MESSINA – Apre alla riflessione l’andamento del processo d’appello a Cristian Ioppolo, il giovane condannato all’ergastolo per il femminicidio della ex fidanzata, Alessandra Musarra. La pensa così l’avvocata Cettina La Torre, legale della sorella di Alessandra e presidente del Centro anti violenza “Al tuo fianco” di Roccalumera. Di seguito, l’intervento del legale su vuoti legislativi e importanza dell’efficacia penale nella lotta culturale alla violenza.

La sentenza costituisce un riconoscimento importante delle lotte, sia a  livello legislativo che culturale portate avanti in tutti questi anni a tutela delle donne  vittime di violenza, e di femminicidi in  particolare. Certo occorre riflettere sulla discrasia normativa attualmente vigente, per cui, da  un lato, la legge n.69/19,  ha escluso la  possibilità per gli imputati di tali efferati  delitti, di richiedere il giudizio abbreviato in  primo grado,  ma dall’altro  è concesso loro   il diritto a richiedere il concordato in appello.

E ciò che più ha colpito in questo processo è  stata la circostanza che la richiesta di  concordato, in appello, sia pervenuta proprio  dal Procuratore Generale, quasi a  sconfessare l’attività processuale svolta in  primo grado dallo stesso Ufficio. E che, a fronte della mancata adesione da  parte dell’imputato,  abbia insistito nella  richiesta di riduzione della pena a 24 anni di  reclusione.

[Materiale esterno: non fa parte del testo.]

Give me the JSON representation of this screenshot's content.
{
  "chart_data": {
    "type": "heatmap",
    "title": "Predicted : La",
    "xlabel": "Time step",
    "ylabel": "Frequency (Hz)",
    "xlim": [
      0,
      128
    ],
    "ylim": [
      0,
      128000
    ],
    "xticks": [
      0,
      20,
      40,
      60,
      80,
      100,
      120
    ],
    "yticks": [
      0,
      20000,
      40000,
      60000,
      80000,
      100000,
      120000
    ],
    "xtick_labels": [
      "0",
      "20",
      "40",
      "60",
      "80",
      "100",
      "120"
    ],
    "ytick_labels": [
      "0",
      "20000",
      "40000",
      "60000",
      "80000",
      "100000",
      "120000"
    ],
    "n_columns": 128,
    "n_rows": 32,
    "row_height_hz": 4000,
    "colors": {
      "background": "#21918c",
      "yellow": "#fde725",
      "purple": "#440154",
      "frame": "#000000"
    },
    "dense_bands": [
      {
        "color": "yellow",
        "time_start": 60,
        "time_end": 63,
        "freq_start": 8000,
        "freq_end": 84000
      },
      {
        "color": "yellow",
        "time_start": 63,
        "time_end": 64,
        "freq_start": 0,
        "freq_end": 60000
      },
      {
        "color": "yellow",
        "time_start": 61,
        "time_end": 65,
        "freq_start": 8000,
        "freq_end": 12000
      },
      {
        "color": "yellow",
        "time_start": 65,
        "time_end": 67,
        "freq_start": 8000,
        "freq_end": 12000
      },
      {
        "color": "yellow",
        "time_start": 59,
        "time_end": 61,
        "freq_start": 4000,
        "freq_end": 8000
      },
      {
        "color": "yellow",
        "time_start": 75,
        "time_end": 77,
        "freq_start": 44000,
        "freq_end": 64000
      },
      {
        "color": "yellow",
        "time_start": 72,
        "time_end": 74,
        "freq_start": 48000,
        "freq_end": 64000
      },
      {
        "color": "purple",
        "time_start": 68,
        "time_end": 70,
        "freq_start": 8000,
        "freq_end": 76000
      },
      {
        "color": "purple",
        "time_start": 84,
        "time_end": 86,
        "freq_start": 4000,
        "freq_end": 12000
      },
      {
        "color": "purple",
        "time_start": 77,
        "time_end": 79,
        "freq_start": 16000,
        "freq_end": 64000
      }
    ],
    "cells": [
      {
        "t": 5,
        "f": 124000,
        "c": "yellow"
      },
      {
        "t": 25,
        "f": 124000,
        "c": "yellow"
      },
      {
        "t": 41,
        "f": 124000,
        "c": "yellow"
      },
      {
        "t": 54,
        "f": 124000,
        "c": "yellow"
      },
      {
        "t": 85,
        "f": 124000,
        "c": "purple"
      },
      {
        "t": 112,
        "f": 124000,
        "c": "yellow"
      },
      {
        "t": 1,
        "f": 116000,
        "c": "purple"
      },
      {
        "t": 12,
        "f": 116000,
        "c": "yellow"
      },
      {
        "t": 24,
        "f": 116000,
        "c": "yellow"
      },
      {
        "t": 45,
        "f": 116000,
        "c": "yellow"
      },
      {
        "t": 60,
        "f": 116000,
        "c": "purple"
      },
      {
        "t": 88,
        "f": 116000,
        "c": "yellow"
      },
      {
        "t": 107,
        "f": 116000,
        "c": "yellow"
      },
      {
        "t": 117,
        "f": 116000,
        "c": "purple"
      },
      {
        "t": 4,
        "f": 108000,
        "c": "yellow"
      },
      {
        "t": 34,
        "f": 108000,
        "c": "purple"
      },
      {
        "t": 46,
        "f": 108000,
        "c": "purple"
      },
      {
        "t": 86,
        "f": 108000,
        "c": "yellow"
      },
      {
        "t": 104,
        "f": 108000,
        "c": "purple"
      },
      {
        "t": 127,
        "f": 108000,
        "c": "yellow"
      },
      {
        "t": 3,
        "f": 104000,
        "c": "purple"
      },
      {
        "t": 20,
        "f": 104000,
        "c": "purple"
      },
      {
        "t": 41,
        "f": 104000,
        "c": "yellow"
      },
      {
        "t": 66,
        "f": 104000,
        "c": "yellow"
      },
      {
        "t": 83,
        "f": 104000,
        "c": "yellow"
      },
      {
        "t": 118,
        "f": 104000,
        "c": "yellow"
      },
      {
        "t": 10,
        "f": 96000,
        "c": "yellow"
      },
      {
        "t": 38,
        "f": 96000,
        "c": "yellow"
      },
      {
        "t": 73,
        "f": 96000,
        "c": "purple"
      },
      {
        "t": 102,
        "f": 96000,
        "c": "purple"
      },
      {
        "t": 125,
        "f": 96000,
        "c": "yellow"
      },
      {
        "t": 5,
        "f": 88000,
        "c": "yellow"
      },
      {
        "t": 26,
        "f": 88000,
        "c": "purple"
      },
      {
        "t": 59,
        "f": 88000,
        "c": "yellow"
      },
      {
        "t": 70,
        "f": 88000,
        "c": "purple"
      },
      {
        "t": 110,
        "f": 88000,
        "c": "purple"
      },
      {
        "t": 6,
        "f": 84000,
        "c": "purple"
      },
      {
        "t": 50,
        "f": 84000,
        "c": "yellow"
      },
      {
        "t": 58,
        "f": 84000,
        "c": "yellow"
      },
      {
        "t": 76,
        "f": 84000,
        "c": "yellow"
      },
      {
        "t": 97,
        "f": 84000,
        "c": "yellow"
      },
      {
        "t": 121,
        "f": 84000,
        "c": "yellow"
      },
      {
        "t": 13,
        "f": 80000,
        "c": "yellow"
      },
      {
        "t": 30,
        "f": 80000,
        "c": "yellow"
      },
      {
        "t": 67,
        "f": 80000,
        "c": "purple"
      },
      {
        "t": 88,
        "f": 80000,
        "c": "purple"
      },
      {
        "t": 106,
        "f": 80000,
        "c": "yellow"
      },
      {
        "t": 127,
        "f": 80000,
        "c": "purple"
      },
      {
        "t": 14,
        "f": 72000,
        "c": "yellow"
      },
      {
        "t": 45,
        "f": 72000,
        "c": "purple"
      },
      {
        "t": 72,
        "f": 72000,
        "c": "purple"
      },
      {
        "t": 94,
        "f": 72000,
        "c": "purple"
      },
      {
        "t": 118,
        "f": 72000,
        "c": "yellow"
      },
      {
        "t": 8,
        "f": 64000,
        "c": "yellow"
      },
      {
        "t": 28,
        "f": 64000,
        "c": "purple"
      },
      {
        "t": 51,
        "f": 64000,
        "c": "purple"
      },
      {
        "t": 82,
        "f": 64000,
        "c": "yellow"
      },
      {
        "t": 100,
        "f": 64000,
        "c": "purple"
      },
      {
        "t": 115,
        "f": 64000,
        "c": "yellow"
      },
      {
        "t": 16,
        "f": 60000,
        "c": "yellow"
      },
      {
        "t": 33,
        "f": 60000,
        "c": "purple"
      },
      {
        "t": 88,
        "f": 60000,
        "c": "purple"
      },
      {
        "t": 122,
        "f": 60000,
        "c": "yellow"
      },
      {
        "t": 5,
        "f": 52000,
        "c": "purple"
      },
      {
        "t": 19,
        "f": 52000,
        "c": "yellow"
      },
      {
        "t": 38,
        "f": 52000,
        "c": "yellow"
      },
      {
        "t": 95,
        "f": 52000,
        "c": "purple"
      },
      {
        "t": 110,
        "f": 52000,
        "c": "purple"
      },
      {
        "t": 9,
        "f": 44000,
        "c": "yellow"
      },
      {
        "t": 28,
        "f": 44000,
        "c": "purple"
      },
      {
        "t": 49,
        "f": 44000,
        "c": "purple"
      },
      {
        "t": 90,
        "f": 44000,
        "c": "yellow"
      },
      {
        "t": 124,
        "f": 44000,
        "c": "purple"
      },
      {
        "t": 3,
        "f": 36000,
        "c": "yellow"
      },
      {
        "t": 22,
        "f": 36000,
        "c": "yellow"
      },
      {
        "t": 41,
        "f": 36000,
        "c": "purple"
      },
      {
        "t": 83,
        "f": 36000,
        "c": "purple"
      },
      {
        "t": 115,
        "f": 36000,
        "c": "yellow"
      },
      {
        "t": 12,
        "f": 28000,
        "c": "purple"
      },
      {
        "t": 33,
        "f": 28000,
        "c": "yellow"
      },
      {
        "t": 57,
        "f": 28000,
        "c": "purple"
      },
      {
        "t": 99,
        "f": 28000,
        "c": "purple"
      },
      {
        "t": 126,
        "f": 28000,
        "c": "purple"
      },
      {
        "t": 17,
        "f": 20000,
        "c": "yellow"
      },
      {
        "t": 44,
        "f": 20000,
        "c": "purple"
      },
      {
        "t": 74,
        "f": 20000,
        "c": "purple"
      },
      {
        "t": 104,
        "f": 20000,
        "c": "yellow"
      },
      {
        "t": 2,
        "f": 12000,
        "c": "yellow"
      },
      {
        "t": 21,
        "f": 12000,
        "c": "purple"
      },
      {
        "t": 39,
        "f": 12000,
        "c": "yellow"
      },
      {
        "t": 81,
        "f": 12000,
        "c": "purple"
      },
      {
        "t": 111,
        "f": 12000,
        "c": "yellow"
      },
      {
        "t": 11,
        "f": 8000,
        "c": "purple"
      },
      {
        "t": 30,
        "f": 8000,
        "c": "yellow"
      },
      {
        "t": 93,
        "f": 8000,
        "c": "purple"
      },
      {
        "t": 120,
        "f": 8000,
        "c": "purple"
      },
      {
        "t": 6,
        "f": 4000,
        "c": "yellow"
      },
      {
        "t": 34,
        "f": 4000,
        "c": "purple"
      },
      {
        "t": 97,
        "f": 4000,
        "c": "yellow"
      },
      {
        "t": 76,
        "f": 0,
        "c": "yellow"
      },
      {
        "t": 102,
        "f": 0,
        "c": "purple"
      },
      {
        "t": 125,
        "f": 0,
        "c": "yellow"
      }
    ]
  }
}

Ma la Corte ha giustamente confermato la  sentenza di condanna all’ergastolo, riconoscendo come questo sia un  femminicidio commesso per motivi abbietti e futili, e dove nessuna attenuante poteva  riconoscersi all’imputato. Ha confermato una sentenza che contiene  principi importanti, che riconosce l’idea che il rapporto di coppia non possa che fondarsi sul rispetto del principio di pari dignità, che la  relazione affettiva non possa mai, in nessuna occasione giustificare la prevaricazione  dell’uno nei confronti dell’altra, che non  possa legittimare sentimenti di gelosia che si tramutino in una forma ossessiva di controllo e di dominio, per cui l’amore non possa mai  tradursi nell’imposizione del proprio volere; e del principio secondo il quale ogni individuo gode di un potere di autodeterminazione che nessuno, men che meno il partner di una  relazione sentimentale può permettersi di  invadere e di infrangere. I femminicidi non finiranno mai se non si  abbattono determinati stereotipi ancora  radicati nella società, se non vi è una  rivoluzione culturale che deve partire anche  dalle aule di giustizia, con sentenze come  queste.

Nessuna sentenza può dirsi giusta, e nessuna pena potrà ridare Alessandra ai propri cari,  ma una “ giusta pena” certamente  riconosce dignità al dolore dei suoi familiari.